Pernyataan Duta Besar Rusia untuk Indonesia yang membuka peluang kerja sama energi kembali memantik wacana impor minyak mentah oleh pemerintah. Di tengah tekanan harga global dan kebutuhan menjaga pasokan dalam negeri, opsi mendatangkan minyak dari Rusia dinilai semakin realistis, meski tetap dibayangi pertimbangan geopolitik dan risiko sanksi internasional.
Di tengah tekanan harga global dan kebutuhan untuk menjaga pasokan energi, Rusia membuka peluang bagi RI untuk mengimpor minyak dari Moskow.
Lontaran mengenai peluang pembelian minyak tersebut awalnya dikemukakan oleh Duta Besar (Dubes) Rusia untuk Indonesia Sergei Tolchenov dan direspons oleh Menteri Energi dan Sumber Daya Mineral (ESDM) Bahlil Lahadalia.
Sergei bilang, pihaknya selalu terbuka untuk melakukan pembicaraan dengan pemerintah Indonesia mengenai kebutuhan impor minyak di Nusantara. Bahlil pun menyambut positif mengenai keterbukaan peluang impor tersebut.
Kita sedang dalam kondisi seperti ini, selalu membuka opsi (impor minyak) dari negara mana saja. Karena hari ini kan kita, negara, pemerintah harus menjamin ketersediaan BBM, jadi jangan kita milih-milih sekarang,”

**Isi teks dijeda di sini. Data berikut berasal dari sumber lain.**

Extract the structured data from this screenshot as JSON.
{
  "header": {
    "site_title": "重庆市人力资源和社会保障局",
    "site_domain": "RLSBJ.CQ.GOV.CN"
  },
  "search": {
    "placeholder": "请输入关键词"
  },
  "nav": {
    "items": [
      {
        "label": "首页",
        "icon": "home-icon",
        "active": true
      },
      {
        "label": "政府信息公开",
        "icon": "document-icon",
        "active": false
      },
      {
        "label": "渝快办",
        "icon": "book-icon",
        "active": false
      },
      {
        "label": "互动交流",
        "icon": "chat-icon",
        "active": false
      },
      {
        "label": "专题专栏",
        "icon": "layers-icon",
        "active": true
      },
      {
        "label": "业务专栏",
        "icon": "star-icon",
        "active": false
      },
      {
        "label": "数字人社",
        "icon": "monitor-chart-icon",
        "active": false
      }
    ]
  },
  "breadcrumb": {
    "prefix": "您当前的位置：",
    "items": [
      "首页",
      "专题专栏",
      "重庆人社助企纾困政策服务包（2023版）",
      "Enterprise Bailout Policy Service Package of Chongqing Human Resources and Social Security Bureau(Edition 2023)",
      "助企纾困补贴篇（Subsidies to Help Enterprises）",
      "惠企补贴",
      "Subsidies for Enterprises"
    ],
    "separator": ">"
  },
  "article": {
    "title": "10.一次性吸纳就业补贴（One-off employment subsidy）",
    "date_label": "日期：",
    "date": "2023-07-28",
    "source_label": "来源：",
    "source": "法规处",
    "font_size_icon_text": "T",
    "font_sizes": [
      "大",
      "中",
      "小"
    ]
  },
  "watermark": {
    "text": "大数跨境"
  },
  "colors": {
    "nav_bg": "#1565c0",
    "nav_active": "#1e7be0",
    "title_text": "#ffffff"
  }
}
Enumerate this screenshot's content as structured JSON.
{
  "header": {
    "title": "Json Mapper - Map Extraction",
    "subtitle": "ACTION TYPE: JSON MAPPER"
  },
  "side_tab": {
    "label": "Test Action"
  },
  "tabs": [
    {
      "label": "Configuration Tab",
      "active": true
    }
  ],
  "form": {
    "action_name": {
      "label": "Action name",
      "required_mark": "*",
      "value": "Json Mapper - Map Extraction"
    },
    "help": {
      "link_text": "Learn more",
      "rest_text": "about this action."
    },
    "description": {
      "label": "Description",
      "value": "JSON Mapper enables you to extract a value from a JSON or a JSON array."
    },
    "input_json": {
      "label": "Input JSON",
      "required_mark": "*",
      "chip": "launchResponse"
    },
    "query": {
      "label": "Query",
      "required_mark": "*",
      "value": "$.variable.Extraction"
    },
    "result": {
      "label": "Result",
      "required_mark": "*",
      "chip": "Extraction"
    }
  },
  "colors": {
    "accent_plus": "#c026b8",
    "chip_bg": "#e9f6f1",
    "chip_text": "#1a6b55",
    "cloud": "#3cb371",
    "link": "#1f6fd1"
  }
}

kata Bahlil kepada wartawan di Kementerian ESDM, Senin, 6 April 2026.
Bahlil kemudian menekankan bahwa pembelian minyak impor akhir-akhir ini mengalami tantangan sulit, salah satunya harus berebut dengan negara-negara lain. Hal itu terjadi akibat perang yang masih berlangsung antara Amerika Serikat (AS) dan Iran. Penutupan Selat Hormuz turut memperparah kondisi energi dunia.
Kita dari negara mana aja yang penting ada, itu pun kita masih harus berebut dengan negara lain. Bayangkan sekarang ini, orang sudah melakukan tender aja, barangnya sudah ada, tapi ketika ada orang lain yang membeli dengan harga yang lebih tinggi, perusahaan yang menjual (minyak) itu bisa berpotensi menjual ke orang yang menawar lebih tinggi,”
ujar Bahlil.
Menteri ESDM tersebut pun berinisiatif untuk membuat beberapa alternatif agar BBM di RI tetap dalam kondisi aman. Meski demikian, Bahlil tidak menjelaskan secara rinci mengenai alternatif tersebut.
Jadi kita sekarang membuat beberapa alternatif. Yang penting bagi kita adalah, bagi pemerintah adalah menjamin agar BBM di Indonesia tetap ada,”
imbuhnya.
Serangan AS-Israel terhadap Iran secara umum mengakibatkan perubahan mendadak pada aliran energi global. Gangguan di Selat Hormuz telah menyebabkan terancamnya aliran energi sekitar 60 juta ton minyak mentah dan 7 juta ton LNG per bulan.
Imbas dari beban perang yang ditanggung adalah Asia Timur dan Selatan, keduanya menjadi wilayah yang paling terpengaruh karena ketergantungan mereka yang sangat besar pada aliran minyak dan gas melalui selat tersebut, diperkirakan 89 persen minyak mentah dan 66 persen dari total LNG yang dikirim melalui jalur sempit tersebut ditujukan untuk negara-negara Asia.